Comunicado Cámara Nacional de Comercio y Servicios del Uruguay y Cámara Mercantil de Productos del País.

La carga del ajuste fiscal para encauzar las cuentas públicas en el año 2015 recayó principalmente sobre las empresas públicas (EEPP). Al asumir la presente administración se les solicitó un esfuerzo de un punto del PIB que contribuiría a la mejora del resultado fiscal.

El conjunto de las EEPP cumplió con lo solicitado, no así el resto del sector público, ya que el déficit fiscal prácticamente no ha variado.

Pese a haber cumplido con el mandato, se le vuelven a solicitar “nuevos esfuerzos”, a la luz del propio déficit fiscal del gobierno y el nuevo contexto internacional que al momento se presenta incierto, lo que demora la recuperación regional. Tampoco hay que olvidar a los cambios de precios relativos que se avizoran.

Agotado el ajuste por el lado de las inversiones, ese mayor esfuerzo ahora vendrá por el lado de las mayores tarifas que pagará la población a partir del próximo 1° de enero.

Existe mucha confusión respecto al rol que deben cumplir las EEPP. Las principales EEPP en Uruguay tienen como finalidad proveer servicios que sirven de base e infraestructura a la población en general y al sector productivo en particular.

En tal sentido, deben ser vistas como una palanca que contribuye a mejorar la productividad global de la economía, ofreciendo servicios a un precio adecuado e introduciendo nuevas tecnologías que contribuyan a la modernización de la matriz productiva del país.

Vistas así, las tarifas que cobran deben ser tales que permitan cubrir los costos de producción, financiar las inversiones y transferir a su único accionista (el Estado) dividendos que reflejen una rentabilidad acorde al capital invertido.

Para justificar el aumento de las tarifas, se ha señalado que el mismo es similar a la inflación pasada.
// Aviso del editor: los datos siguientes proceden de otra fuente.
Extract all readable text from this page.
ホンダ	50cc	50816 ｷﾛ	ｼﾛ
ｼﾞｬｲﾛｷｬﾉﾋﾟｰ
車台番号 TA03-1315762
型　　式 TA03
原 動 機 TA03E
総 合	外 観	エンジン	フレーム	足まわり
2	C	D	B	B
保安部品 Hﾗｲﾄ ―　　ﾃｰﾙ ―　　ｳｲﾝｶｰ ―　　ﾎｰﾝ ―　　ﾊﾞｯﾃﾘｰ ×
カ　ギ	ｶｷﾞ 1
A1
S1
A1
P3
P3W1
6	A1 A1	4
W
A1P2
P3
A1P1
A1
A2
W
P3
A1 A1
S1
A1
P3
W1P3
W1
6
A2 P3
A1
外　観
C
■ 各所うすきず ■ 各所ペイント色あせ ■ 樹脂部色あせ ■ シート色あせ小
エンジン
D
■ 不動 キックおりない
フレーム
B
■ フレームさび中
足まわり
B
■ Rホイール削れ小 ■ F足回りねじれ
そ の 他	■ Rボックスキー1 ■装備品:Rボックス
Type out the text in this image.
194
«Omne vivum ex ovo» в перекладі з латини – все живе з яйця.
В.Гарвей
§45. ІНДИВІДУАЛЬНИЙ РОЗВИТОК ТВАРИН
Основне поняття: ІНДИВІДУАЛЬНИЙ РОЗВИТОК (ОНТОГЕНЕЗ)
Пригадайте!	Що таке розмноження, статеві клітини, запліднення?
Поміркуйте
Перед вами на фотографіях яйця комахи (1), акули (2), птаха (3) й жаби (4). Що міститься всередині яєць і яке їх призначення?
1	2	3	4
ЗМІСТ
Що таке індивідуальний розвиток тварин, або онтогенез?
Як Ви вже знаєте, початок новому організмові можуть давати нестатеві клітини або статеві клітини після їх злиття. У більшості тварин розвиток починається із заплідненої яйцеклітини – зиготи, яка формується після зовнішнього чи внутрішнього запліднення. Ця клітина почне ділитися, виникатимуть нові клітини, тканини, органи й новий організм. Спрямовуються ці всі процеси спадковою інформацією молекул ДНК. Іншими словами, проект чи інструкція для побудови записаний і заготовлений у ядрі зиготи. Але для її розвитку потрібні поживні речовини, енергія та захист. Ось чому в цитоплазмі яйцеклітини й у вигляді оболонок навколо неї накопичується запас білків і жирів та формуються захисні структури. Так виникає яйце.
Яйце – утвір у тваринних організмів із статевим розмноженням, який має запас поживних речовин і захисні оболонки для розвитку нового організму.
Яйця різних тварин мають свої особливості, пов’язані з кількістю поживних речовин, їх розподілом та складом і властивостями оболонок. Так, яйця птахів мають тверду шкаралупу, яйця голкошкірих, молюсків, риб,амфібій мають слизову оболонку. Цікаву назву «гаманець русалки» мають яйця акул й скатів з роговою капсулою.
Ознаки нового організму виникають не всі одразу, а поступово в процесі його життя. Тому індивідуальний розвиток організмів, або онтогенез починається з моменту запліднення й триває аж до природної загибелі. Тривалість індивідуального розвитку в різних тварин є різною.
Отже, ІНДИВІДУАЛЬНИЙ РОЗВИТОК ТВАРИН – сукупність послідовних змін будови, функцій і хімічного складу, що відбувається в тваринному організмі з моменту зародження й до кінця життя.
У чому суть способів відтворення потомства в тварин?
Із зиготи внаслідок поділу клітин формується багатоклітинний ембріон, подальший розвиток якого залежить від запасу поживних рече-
Por cierto que esa justificación no es de recibo, ya que los costos particulares de las EEPP no evolucionan necesariamente con el IPC. En otras partes del mundo se espera que las empresas de servicios públicos intensivas en capital como energía eléctrica, agua y saneamiento tengan tarifas que evolucionen algunos puntos porcentuales por debajo de los precios al por mayor de la industria. La referencia a la inflación medida por el IPC debería ser solo para el caso de empresas de servicios muy intensivas en mano de obra y otros costos variables.